Derek Furtado, a sophomore at Norwich University, had just stepped out of the shower in his dormitory and was shaving, a towel wrapped around his waist, when he looked to his left and saw the figure of a man in military uniform.
“That was when my heart sunk,” recalled Mr. Furtado, a cadet who plans to commission into the Coast Guard. He pulled himself together, stood at attention and said, “Good morning, sir!” The circumstances were not ideal. “He has two stars on his chest,” Mr. Furtado said. “I’m in a towel.”
But he would have to get used to it, because, it turned out, Col. Mark C. Anarumo, the university’s president, was his new hall mate.
Among the surprising outcomes of the coronavirus pandemic was that Dr. Anarumo, newly arrived as president of the private military college in Vermont, decided that the best way to support students who were quarantining in their rooms was to move into the dorm with them.
He had ordered the quarantine, a decision he made with a feeling “between caution and dread,” he said. He knew — because he had lived through it — that isolating students in their rooms put them in another kind of danger.
“So that’s when I decided, I’ve got to move into the dorm,” he said. Dr. Anarumo, 50, who retired from the Air Force in 2020 and has a doctorate in criminal justice, said that he wanted to be treated like any other resident.
The risks of in-room isolation had become clear last spring, when Dr. Anarumo was still teaching at the Air Force Academy in Colorado. Younger cadets had gone home, but nearly 1,000 seniors were isolating on campus for two months until graduation.
Conditions were strict: They were in single rooms, eating takeout and studying remotely. Dr. Anarumo was preparing to leave for his new job, when he learned that there had been a suicide in the dorm. Two days later, there was another.

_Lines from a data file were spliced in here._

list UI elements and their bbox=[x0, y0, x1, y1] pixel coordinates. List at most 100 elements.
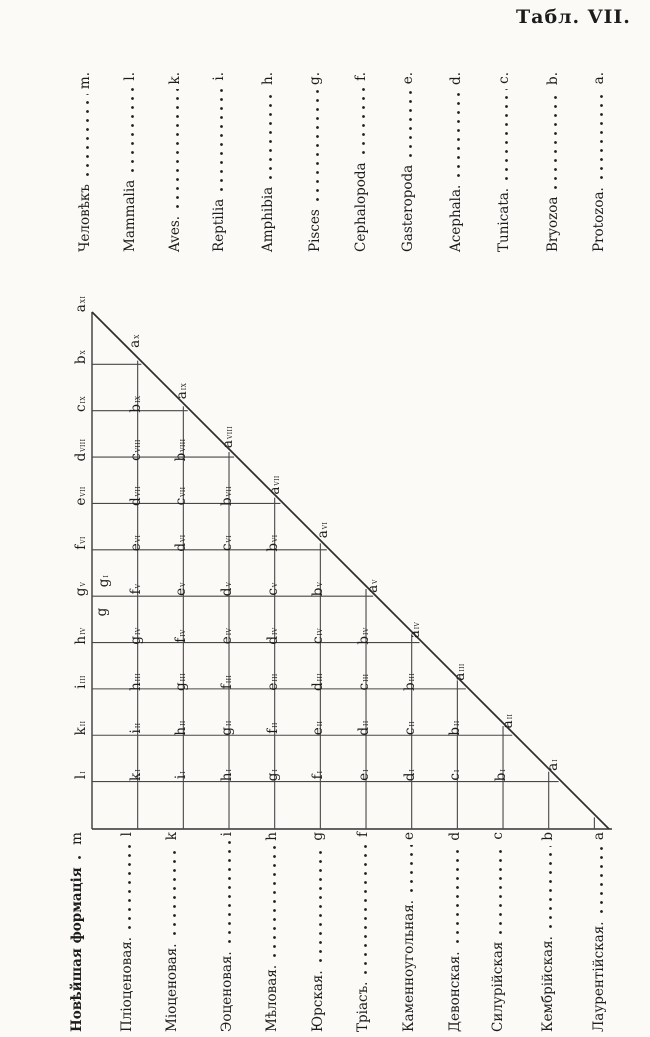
taxon-label-acephala: Acephala. d. bbox=[447, 72, 466, 252]
dot-leader bbox=[319, 845, 322, 966]
diagonal-cell-a-xi: a xi bbox=[73, 295, 89, 313]
label-letter: h bbox=[264, 832, 280, 841]
taxon-label-amphibia: Amphibia h. bbox=[259, 72, 278, 252]
dot-leader bbox=[505, 88, 508, 183]
cell-k-ii: k ii bbox=[73, 720, 89, 736]
cell-letter: g bbox=[127, 635, 144, 645]
label-letter: g bbox=[310, 832, 326, 841]
cell-f-iii: f iii bbox=[219, 674, 235, 690]
formation-label-b: Кембрійская. b bbox=[539, 832, 558, 1032]
cell-d-vii: d vii bbox=[127, 486, 144, 507]
cell-letter: h bbox=[73, 635, 89, 645]
cell-letter: f bbox=[173, 637, 190, 643]
cell-letter: e bbox=[219, 635, 235, 644]
cell-letter: c bbox=[73, 404, 89, 412]
dot-leader bbox=[220, 85, 223, 194]
cell-d-iv: d iv bbox=[264, 626, 281, 645]
label-letter: m. bbox=[77, 72, 93, 90]
cell-e-vii: e vii bbox=[73, 486, 89, 507]
formation-label-c: Силурійская c bbox=[489, 832, 508, 1032]
label-letter: e. bbox=[400, 72, 416, 85]
cell-letter: c bbox=[264, 588, 281, 596]
label-letter: e bbox=[401, 832, 417, 840]
formation-label-k: Міоценовая. k bbox=[163, 832, 182, 1032]
cell-letter: e bbox=[356, 772, 373, 781]
label-name: Pisces bbox=[307, 209, 323, 252]
label-letter: a bbox=[591, 832, 607, 841]
taxon-label-protozoa: Protozoa. a. bbox=[590, 72, 609, 252]
taxon-label-reptilia: Reptilia i. bbox=[210, 72, 229, 252]
cell-letter: d bbox=[401, 772, 418, 781]
label-name: Mammalia bbox=[122, 179, 138, 252]
dot-leader bbox=[410, 845, 413, 895]
label-letter: m bbox=[69, 832, 85, 845]
cell-letter: g bbox=[96, 578, 112, 588]
cell-e-iii: e iii bbox=[264, 673, 281, 691]
cell-letter: b bbox=[356, 635, 373, 645]
cell-e-iv: e iv bbox=[219, 627, 235, 644]
cell-letter: b bbox=[219, 497, 235, 507]
cell-letter: a bbox=[220, 440, 236, 449]
label-name: Мѣловая. bbox=[264, 964, 280, 1032]
dot-leader bbox=[554, 89, 557, 192]
cell-letter: d bbox=[356, 727, 373, 736]
cell-letter: a bbox=[452, 672, 468, 681]
cell-letter: b bbox=[264, 542, 281, 552]
label-name: Acephala. bbox=[448, 184, 464, 252]
cell-letter: i bbox=[127, 729, 144, 734]
label-letter: g. bbox=[307, 72, 323, 85]
taxon-label-tunicata: Tunicata. c. bbox=[495, 72, 514, 252]
stray-mark-2: g bbox=[92, 592, 112, 632]
formation-label-l: Пліоценовая. l bbox=[118, 832, 137, 1032]
formation-label-h: Мѣловая. h bbox=[263, 832, 282, 1032]
cell-letter: b bbox=[401, 682, 418, 691]
cell-letter: a bbox=[315, 530, 331, 539]
dot-leader bbox=[549, 845, 552, 932]
label-name: Человѣкъ bbox=[77, 184, 93, 252]
label-name: Amphibia bbox=[260, 186, 276, 252]
diagonal-cell-a-ii: a ii bbox=[500, 713, 516, 729]
cell-e-vi: e vi bbox=[127, 534, 144, 552]
label-name: Aves. bbox=[167, 215, 183, 252]
cell-d-ii: d ii bbox=[356, 720, 373, 736]
label-letter: l. bbox=[122, 72, 138, 81]
formation-label-e: Каменноугольная. e bbox=[400, 832, 419, 1032]
dot-leader bbox=[457, 89, 460, 180]
cell-letter: f bbox=[310, 773, 327, 779]
cell-letter: k bbox=[127, 772, 144, 781]
taxon-label-gasteropoda: Gasteropoda e. bbox=[399, 72, 418, 252]
label-letter: c bbox=[490, 832, 506, 840]
label-name: Gasteropoda bbox=[400, 164, 416, 252]
label-letter: i bbox=[219, 832, 235, 837]
dot-leader bbox=[273, 845, 276, 960]
cell-b-iii: b iii bbox=[401, 672, 418, 691]
cell-letter: c bbox=[219, 543, 235, 551]
cell-f-vi: f vi bbox=[73, 536, 89, 550]
label-letter: d bbox=[447, 832, 463, 841]
taxon-label-cephalopoda: Cephalopoda f. bbox=[352, 72, 371, 252]
cell-i-ii: i ii bbox=[127, 722, 144, 734]
taxon-label-человѣкъ: Человѣкъ m. bbox=[76, 72, 95, 252]
grid-line bbox=[91, 311, 610, 830]
cell-d-viii: d viii bbox=[73, 438, 89, 462]
label-letter: a. bbox=[591, 72, 607, 85]
cell-letter: a bbox=[267, 486, 283, 495]
label-name: Reptilia bbox=[211, 198, 227, 252]
cell-letter: b bbox=[173, 452, 190, 462]
cell-c-ii: c ii bbox=[401, 721, 418, 736]
cell-letter: b bbox=[127, 403, 144, 413]
cell-letter: h bbox=[127, 682, 144, 691]
cell-letter: a bbox=[127, 339, 143, 348]
cell-letter: d bbox=[264, 635, 281, 645]
label-name: Міоценовая. bbox=[164, 943, 180, 1032]
cell-letter: d bbox=[219, 587, 235, 597]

As some parents lashed out, the administration relaxed the measures, allowing seniors to double up in rooms and leave campus for meals. The Academy’s leaders revisited their earlier decisions, reconsidering the risks of isolation, said Dr. Anarumo, who has a Ph.D. in criminal justice.
“There’s a phrase the military call ‘going inside’; it means getting inside your own head,” he said. “Sometimes, when you’re in isolation, you go inside and you kind of get lost in your own thoughts, without the forced interaction.”
Dr. Anarumo had been through this before; over three decades in the Army and Air Force, he had lost 11 men and women to suicide.
By the time he arrived at Norwich, Dr. Anarumo felt strongly that the benefits of quarantine needed to be weighed carefully against its toll on mental health.
“I am concerned enough about the mental health on campus that I believe we may have a suicide if we do not break the pressure and let people leave, and incentivize their departure,” he told the university’s board.
Mental health researchers are just beginning to gather data on the estimated 26 million college students whose lives have been disrupted by the virus.
“We’re enforcing physical loneliness,” said Dr. Rachel C. Conrad, the director of Young Adult Mental Health at Brigham and Women’s Hospital in Boston. “There’s not really anything to compare it to, exactly, from our history.”